L’EMDR présente des avantages indéniables par rapport aux thérapies traditionnelles :

  • La rapidité : Là où une cure psychanalytique prend des années, quelques séances d’EMDR (parfois 3 à 6 pour un trauma unique) peuvent suffire à régler un problème ancré depuis des décennies.
  • Peu de verbalisation : Le patient n’a pas besoin de raconter l’événement dans les moindres détails. Le traitement est avant tout interne et neuro-émotionnel.

Limites et Précautions

L’EMDR n’est pas une baguette magique. Elle demande une grande énergie psychique de la part du patient. Les séances de désensibilisation peuvent être éprouvantes, provoquant des vagues de tristesse, de colère ou d’abattement physique temporaires.
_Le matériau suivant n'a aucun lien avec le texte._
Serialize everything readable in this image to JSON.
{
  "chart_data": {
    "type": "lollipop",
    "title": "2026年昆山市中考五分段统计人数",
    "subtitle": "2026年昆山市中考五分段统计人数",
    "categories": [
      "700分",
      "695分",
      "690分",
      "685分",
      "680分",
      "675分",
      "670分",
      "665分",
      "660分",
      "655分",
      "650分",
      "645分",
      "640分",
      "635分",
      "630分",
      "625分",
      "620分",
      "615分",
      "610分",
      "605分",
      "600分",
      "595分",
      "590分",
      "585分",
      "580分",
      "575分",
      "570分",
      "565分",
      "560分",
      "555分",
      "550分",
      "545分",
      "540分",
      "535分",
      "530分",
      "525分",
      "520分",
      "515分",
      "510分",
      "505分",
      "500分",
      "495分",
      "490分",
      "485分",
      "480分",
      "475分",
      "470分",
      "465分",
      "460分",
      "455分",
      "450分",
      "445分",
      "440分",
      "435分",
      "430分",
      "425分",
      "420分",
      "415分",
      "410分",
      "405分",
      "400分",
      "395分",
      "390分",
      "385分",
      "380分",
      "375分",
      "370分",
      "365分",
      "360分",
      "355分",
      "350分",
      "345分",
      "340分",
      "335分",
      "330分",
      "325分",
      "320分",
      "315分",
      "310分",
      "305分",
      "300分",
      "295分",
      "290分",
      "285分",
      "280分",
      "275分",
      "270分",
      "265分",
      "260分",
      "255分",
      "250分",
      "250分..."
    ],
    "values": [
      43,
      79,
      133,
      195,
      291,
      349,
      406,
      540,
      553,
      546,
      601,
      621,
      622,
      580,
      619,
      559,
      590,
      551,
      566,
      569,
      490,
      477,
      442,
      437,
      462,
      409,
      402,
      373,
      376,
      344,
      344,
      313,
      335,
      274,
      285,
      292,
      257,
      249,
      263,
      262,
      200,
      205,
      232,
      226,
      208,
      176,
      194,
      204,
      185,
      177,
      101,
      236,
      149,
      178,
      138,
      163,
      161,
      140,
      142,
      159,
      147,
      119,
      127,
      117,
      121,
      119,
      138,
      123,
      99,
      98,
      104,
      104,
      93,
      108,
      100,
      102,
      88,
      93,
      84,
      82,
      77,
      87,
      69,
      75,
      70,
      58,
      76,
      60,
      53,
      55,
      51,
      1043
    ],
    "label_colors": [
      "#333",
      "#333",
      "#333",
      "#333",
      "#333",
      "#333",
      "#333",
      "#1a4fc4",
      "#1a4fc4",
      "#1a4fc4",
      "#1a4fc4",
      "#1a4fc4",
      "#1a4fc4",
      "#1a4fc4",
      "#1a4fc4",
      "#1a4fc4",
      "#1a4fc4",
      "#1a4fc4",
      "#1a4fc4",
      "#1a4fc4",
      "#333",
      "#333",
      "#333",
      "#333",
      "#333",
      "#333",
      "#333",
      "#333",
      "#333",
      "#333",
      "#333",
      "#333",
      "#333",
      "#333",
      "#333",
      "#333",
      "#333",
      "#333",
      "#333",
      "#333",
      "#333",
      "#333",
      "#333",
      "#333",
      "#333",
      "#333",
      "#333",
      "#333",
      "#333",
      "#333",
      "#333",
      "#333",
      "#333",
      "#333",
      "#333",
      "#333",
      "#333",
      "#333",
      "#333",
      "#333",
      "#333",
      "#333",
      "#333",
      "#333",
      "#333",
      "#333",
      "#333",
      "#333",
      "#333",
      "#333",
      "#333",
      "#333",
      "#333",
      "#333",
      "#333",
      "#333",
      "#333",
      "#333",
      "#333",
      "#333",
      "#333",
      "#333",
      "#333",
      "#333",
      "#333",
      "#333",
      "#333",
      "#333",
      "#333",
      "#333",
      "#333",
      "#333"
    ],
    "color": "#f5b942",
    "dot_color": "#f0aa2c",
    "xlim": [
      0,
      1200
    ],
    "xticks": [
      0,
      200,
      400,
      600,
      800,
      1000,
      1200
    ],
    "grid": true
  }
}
De plus, une attention particulière doit être portée aux personnes souffrant de troubles dissociatifs complexes (comme le Trouble Dissociatif de l’Identité) ou de psychoses non stabilisées. Chez ces patients, l’ouverture trop rapide des vannes mémorielles peut provoquer une décompensation. C’est pourquoi un diagnostic préalable rigoureux par un professionnel certifié est obligatoire.

Conclusion

L’EMDR a profondément modifié le paysage de la psychothérapie contemporaine. En démontrant que le corps et l’esprit possèdent les clés de leur propre guérison, cette approche redonne le pouvoir au patient. Elle ne vise pas à effacer le passé — car le souvenir de l’événement demeure — mais elle supprime la charge douloureuse qui lui est associée.

Après une thérapie EMDR réussie, le patient peut enfin regarder son histoire en se disant : « Cela m’est arrivé, c’était terrible, mais c’est du passé. Aujourd’hui, je suis libre de vivre au présent. » C’est une véritable passerelle entre la souffrance du trauma et la résilience.